May we, therefore, renounce all violence against our sisters and brothers, against those who live around about us, not least all violence done in the name of God, who stands opposed to any such claim.

Lord, have mercy.
Christ, have mercy.
Lord, have mercy.

Tuesday, March 24, 2026

on unbinding

 

Some things are a storm in a teacup. Some things are a weather front rattling and entire dinner service. There has been much sound and fury of late claiming that our Christian heritage is being lost to Muslim immigrants. This is racism trying out new clothes. If we are losing our Christian heritage, it is not because some of our neighbours faithfully attend the mosque on Fridays, but because we have become disconnected from the stories that inform and shape Christian faith. There are complex reasons for this, including two World Wars in the last century, the rise of individualist self-expression, suspicion of institutions, scandals within the Church; very little to do with immigration, which has brought us many Christians, who happen not to be white. But a core part of my own vocation is to help people make and strengthen connections between their own lives and the Christian story.

Two weeks out from Easter, the Church tells again the account, found in John’s Gospel, of Jesus raising his friend Lazarus from the dead. This is the moment he goes too far, crosses a line, from which there can be no going back: the event that seals Jesus’ own murder. On Sunday, my colleague Katherine Cooper-Young spoke from this text, focusing on the end of the account, where Jesus, having called Lazarus out of the tomb, instructs the witnesses to remove the grave clothes from him so that he can go free.

Katherine asked us to imagine Lazarus’ life post- this event, an event which changes everything. Though his sisters Martha and Mary are highly articulate, Lazarus himself does not speak in the Gospels, not one word. Yet there are two traditions that claim that, after he was raised from the dead, Lazarus became an evangelist—one who proclaims the good news of Jesus—and a bishop. The Eastern (Orthodox) Church claims that he was run out of town, fleeing to Cyprus, where he was eventually made Bishop of Kition (today, Larnaca) by St Paul. The Western (Catholic) Church claims that the three siblings were pushed out to sea in a boat without sail or rudder, whereupon the winds carried them to France; there, they went three separate ways, proclaiming the Gospel as they went; Lazarus becoming Bishop of Marseilles.

The veracity of these stories does not depend on their historicity (see also: the bones of St Andrew were never carried to Scotland) but on communities of believers making connections between their lives and the story they read together. Communities that saw some transformative hope they wanted to claim for themselves too.
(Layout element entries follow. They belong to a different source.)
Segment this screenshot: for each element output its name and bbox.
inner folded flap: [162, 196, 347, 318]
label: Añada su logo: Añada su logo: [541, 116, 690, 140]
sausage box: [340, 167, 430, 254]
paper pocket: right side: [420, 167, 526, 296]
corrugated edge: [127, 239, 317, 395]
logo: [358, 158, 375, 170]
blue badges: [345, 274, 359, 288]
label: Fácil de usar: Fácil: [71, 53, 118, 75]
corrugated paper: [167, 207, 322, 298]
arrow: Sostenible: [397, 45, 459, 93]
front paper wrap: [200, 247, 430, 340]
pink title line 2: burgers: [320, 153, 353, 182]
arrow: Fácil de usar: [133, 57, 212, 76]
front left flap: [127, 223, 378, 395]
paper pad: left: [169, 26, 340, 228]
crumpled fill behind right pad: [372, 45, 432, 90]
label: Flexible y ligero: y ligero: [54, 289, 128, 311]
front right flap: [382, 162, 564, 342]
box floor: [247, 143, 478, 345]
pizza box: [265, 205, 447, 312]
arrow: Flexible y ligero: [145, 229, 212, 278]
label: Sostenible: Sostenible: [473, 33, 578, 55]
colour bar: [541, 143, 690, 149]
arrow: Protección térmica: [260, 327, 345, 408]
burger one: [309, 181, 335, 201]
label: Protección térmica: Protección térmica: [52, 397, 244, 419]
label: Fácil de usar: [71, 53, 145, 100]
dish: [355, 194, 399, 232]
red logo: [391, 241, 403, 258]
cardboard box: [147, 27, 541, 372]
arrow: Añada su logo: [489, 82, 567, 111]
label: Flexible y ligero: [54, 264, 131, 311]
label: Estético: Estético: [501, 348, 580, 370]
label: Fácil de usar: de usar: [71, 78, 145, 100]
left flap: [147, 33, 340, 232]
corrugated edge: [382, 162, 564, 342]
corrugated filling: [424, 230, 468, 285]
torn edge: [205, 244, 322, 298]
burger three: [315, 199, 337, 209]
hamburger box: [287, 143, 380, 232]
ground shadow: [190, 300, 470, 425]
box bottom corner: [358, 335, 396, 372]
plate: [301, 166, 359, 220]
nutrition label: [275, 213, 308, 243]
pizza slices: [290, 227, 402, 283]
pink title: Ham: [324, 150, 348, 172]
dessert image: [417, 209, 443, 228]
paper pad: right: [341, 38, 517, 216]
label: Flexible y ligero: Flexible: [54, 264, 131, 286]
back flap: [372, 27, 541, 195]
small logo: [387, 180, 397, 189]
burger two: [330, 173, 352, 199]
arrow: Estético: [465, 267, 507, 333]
Katherine invited us to call to mind the things that bind us, that tie us in knots, preventing us from experiencing freedom—the life God longs for us, in reaching in and lifting us out from the graves we make for ourselves. To acknowledge those things in the presence of Jesus, who weeps for our pain and who, in compassion, speaks a new life—not merely a restoration of what has been lost, but new possibilities—into being.

Neuroscience would inform us that many of these grave clothes—acts of self-preservation—are wrapped around us in the first seven or so years of life; and though they serve us well at the time—the best we can do—they become unhelpful later on, constraining our ability to respond to other relationships. It is fascinating that Jesus enlists the help of a community—those who have borne witness to grief with tender compassion—in bringing progressive freedom; and that this involves physical touch and movement.

This is a vision of what the church could be.